Но когда бы здесь ни цвелось, ни прелось,
его синь и зелень, цвета и серость,
все живут в тебе и свербят знакомо
из природы сердца, из чувства дома.
Потому что телом, умом — подавно,
ты к земле ребристой прикручен явно,
потому что, как ни прощайся с нею,
ты куда роднее, слабей — сильнее…
* * *
Говорила гитара, как будто прося
у меня ли, у песни самой:
«Все обман ненароком, а истина вся —
только в струнах моих, милый мой».
«Поспокойней, потише, поменьше труда» —
словно мнилось под струны ее.
Так щипали, так голос подали тогда,
так поверил я: «Это мое».
Говорила со мной, говорила во мне,
говорила уже из меня
семижильная музыка — в древе, в струне,
сухожилье прожитого дня.
Шестизвонная тихая сила-волна,
как ты знаешь о сердце моем,
что проникла в него и настолько слышна,
что подумать — мы вместе поем.
Как легко от тебя и понятно без слов,
как ложишься на душу мою,
что сдаешься на волю, что сразу готов,
что с протянутым слухом стою…
Музыкант напевал, и едва хрипотцой
отдавал его голос, звуча,
и в той песне не билось с последней слезой
ни любви, ни страстей сгоряча.
Было что-то о счастье — наивно, смешно,
невозможно, но раньше всего
так знакомо со мною совпало оно,
что я просто поверил в него.
* * *
Ты сойди, смотрящий с неба, и разрули
все дела мои, что наваленные кули.
Человек, живущий, ставший на самый путь,
должен верить в бога, в силу, в кого-нибудь.

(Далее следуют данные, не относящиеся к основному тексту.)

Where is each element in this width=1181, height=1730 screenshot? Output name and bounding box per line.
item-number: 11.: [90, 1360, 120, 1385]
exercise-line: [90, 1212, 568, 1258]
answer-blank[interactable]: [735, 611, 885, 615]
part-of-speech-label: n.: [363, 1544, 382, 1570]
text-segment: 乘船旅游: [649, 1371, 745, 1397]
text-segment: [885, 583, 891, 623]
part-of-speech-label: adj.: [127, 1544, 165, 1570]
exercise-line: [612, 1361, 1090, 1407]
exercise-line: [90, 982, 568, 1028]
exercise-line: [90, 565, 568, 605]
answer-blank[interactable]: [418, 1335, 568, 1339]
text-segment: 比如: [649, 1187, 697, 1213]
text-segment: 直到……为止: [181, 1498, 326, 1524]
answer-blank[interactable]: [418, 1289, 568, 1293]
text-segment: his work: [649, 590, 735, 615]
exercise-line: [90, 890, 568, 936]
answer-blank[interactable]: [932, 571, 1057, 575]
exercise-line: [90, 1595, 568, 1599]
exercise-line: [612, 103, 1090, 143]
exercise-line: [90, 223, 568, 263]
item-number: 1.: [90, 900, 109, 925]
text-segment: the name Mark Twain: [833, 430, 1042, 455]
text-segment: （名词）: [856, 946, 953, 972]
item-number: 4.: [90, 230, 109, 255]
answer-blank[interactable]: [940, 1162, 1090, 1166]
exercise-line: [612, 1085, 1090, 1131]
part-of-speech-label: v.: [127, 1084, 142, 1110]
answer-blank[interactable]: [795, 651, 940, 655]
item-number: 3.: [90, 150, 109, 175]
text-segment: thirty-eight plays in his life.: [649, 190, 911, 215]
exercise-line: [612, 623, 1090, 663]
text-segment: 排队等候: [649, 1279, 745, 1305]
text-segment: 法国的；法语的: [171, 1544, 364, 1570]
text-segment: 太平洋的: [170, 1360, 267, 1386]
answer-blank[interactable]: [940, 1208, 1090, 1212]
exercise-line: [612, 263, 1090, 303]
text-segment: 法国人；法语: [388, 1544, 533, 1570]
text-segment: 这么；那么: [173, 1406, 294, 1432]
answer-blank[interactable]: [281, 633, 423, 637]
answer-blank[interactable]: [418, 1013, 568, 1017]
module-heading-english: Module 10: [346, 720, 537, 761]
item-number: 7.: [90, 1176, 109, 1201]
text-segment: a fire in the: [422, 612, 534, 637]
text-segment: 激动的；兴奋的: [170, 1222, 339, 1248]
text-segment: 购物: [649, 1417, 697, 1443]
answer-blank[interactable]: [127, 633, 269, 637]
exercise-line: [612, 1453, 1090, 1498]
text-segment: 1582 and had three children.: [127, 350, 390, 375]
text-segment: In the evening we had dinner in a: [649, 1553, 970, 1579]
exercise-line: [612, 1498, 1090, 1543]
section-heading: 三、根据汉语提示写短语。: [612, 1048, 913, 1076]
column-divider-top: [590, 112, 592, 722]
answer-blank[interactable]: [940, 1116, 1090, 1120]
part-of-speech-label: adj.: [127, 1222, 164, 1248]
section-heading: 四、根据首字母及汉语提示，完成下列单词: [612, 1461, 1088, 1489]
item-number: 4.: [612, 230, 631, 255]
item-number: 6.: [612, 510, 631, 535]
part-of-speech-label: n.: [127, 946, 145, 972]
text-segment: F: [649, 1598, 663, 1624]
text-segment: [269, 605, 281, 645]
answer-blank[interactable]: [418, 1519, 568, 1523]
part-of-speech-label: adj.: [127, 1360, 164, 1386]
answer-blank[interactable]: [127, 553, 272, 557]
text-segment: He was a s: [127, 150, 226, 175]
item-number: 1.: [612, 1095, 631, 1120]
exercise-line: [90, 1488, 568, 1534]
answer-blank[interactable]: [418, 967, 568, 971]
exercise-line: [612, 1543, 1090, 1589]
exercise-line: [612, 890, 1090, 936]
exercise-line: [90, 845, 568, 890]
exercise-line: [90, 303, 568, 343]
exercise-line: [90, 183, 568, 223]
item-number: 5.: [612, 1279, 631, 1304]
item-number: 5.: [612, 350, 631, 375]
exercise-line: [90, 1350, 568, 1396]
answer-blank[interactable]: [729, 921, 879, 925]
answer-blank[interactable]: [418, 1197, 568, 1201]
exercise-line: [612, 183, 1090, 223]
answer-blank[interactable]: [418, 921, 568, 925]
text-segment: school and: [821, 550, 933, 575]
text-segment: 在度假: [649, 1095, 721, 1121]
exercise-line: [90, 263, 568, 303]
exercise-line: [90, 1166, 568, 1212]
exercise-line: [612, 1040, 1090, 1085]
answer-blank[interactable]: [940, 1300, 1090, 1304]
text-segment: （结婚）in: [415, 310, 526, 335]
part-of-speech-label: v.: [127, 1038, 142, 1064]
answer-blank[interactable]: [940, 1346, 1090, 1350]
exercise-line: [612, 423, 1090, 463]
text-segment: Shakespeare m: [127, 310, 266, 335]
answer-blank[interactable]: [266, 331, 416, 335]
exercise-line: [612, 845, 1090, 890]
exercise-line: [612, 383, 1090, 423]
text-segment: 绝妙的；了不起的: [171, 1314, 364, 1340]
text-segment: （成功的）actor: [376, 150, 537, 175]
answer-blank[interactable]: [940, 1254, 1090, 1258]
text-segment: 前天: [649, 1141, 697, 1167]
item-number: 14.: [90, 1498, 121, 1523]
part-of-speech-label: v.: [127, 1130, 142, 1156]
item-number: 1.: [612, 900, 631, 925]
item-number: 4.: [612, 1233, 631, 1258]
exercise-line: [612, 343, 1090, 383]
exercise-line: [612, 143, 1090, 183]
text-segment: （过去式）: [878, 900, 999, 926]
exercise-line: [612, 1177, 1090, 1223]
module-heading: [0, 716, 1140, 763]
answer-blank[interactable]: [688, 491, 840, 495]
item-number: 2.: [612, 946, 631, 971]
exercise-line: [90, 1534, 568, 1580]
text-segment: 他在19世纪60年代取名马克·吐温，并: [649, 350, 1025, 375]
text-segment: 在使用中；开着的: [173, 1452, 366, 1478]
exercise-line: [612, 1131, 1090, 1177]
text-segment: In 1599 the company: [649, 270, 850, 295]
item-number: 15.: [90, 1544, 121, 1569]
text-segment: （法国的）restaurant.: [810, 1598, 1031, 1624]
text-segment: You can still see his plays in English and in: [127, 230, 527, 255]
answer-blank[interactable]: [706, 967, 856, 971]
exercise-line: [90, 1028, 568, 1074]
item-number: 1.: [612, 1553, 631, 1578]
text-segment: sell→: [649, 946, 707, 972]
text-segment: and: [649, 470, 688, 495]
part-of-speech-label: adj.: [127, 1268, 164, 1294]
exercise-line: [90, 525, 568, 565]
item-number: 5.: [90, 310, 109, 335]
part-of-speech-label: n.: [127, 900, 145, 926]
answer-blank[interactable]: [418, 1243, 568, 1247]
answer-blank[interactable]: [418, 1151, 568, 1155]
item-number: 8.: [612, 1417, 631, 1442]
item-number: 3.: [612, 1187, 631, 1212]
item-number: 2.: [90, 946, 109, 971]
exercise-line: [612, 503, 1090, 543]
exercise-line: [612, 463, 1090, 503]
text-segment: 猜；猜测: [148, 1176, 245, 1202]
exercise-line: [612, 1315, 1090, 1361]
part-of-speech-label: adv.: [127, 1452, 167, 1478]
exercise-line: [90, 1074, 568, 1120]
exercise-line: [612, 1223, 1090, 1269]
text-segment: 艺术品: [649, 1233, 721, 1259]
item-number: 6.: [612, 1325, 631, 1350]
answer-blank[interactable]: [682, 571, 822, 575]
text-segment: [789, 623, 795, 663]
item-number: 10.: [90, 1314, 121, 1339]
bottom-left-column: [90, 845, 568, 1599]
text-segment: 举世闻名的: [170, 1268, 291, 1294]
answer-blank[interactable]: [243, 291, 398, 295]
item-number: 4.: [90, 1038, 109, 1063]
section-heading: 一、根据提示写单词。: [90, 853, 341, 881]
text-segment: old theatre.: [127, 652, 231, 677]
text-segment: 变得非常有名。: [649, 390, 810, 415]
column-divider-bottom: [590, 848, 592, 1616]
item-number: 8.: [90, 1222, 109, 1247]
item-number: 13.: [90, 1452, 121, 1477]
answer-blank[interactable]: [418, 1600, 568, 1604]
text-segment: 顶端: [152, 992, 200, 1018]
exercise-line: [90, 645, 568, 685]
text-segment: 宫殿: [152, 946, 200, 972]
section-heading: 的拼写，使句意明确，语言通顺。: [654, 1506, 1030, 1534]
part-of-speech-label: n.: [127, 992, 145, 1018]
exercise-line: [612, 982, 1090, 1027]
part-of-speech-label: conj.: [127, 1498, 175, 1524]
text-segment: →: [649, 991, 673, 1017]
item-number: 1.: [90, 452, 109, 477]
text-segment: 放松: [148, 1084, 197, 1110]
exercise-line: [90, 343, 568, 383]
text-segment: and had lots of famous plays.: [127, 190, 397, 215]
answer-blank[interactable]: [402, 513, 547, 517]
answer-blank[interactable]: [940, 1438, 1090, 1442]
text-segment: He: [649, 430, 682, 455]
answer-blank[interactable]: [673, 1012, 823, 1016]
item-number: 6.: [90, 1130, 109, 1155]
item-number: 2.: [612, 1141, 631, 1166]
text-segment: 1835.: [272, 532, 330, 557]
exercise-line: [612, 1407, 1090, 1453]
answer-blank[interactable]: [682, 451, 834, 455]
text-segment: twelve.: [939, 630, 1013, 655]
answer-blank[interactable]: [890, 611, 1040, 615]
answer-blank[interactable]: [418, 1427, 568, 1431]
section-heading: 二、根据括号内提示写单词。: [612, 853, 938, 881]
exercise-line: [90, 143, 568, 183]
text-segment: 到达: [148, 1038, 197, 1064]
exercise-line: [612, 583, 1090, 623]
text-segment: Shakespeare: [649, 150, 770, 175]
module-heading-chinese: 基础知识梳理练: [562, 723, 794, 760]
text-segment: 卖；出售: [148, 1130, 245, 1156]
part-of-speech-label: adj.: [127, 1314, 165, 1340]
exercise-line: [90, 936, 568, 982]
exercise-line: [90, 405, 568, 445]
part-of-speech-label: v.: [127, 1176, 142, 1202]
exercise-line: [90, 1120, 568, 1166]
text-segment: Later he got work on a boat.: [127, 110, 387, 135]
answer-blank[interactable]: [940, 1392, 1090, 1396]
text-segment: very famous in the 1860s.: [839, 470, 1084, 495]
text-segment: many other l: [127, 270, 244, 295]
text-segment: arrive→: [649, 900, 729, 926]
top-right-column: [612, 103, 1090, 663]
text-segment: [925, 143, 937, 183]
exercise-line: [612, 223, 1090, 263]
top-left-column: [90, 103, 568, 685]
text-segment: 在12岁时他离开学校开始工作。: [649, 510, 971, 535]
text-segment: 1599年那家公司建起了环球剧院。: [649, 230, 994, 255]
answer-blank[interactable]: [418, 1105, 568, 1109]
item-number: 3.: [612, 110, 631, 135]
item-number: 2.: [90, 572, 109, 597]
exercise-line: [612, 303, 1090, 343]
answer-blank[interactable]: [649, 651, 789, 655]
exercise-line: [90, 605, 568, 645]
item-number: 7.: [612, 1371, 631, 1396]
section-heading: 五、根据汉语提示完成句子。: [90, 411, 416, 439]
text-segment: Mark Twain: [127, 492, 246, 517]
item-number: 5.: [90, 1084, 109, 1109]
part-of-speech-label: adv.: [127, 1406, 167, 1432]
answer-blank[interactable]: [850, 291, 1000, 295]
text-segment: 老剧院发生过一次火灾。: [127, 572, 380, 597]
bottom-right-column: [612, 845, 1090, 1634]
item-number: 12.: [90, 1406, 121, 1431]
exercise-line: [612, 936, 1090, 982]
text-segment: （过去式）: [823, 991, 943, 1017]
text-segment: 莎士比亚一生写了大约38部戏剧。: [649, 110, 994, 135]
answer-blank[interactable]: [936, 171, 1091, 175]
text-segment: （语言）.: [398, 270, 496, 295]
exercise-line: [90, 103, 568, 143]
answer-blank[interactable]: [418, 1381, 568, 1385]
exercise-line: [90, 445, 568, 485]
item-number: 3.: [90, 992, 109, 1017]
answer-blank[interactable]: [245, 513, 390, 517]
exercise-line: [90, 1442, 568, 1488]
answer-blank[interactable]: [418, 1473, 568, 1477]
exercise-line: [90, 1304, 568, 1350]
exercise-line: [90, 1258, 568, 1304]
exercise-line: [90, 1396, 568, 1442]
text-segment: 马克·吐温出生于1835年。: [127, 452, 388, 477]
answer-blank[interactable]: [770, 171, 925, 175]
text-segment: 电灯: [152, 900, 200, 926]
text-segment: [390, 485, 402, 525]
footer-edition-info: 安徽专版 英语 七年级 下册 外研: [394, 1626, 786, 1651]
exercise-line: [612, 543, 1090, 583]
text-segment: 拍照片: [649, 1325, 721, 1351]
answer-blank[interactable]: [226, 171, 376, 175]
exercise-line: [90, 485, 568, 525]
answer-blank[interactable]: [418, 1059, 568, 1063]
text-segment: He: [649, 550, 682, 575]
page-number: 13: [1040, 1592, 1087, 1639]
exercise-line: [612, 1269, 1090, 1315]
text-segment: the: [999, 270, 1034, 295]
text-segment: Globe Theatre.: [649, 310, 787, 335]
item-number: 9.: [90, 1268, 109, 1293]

Должен быть ответствен кто-то, хотя б один,
кто тебя обнимет, глянет и скажет: «Сын,
гражданин из праха, обморок забытья,
вижу, весь устал ты, знаю, душа моя…»
Прописные боги, сборщики блох, цари,
атеизм из космоса и механизм внутри
из глубокой призваны смерти, из немоты,
дать такой опоры, чтоб не растекся ты.
А иначе, видишь: встать бы, да нет на чем —
океан безумия с брезжущим ввысь лучом,
ни любви-войны, ни почвы, где соль да жаль,
но тобой забытая — жидкая эта даль.
Знать ее не знаешь, хоть и сама она
из тебя сочится, из наяву, из сна,
хоть и ровно дышишь и не согбен в дугу,
но так часто носишь бездну в своем мозгу.
За дела сердешные — хаос и полный швах —
ты на четкой родине речью чужой пропах,
ты живешь, как будто ищешь, идешь домой,
на слова-сигналы: «Где же ты, милый мой…»
ПЕСНЯ ЛИСТЬЕВ
Вспыхнувший красный плохел на траве,
красный — по косным прожилкам
что-то в нем теплилось, словно на две
разорвало́сь половинки.
Был он исправен, но это же смерть,
как он нарядно раскрашен,
взорван цветами, что только смотреть,
чтобы он жил в сердце нашем.
Желтый, пристыженный ветром к стеклу,
захорошел, застудился,
так что промяк и подобно крылу
взвил и по воздуху бился.
Он возвращался в шуршащую дрожь —
ставшие редкими кроны,
там, где еще не осыпалось сплошь,
там, где подвешен зеленый.
Вроде как холодно, множество дел,
чтобы увянуть, но случай —
как не желтел, не грустнел, не хотел
этот зеленый, живучий.
Как улыбался он все день деньской
прямо на ветке корявой —
просто в порядке, зеленый такой
средь желто-красной оравы.
Листья, тревожные братья весны,
павшие вниз серафимы,
знают-не знают, но просто честны
всякую осень и зиму.
Желтый — что старится, красный — что мрет,
ну и зеленый — из света
видит нависший над деревом свод,
не понимая, что это…
* * *
Дом построишь, посеешь древо,
человечка на свет родишь,
и глядишь — ни ствола, ни сева,
ни привета. Равнина лишь.
В день сгоревших кленовых листьев,
в месяц яблонь и год дождей
ум твой взорванный, зверь когтистый,
отрывается от людей.
Средь предсмертных предзимних красок
за шуршаньем ветров и строк
возвращается он из сказок,
понимает, что одинок.
Понимает про жизнь, про лето,
как едва заступи зима —
то ни родственников, ни света,
кроме собственного ума.
Понимает, что близких нету
одиночеству одному,
кроме дуба, что встретил где-то,
что навстречу молчит ему.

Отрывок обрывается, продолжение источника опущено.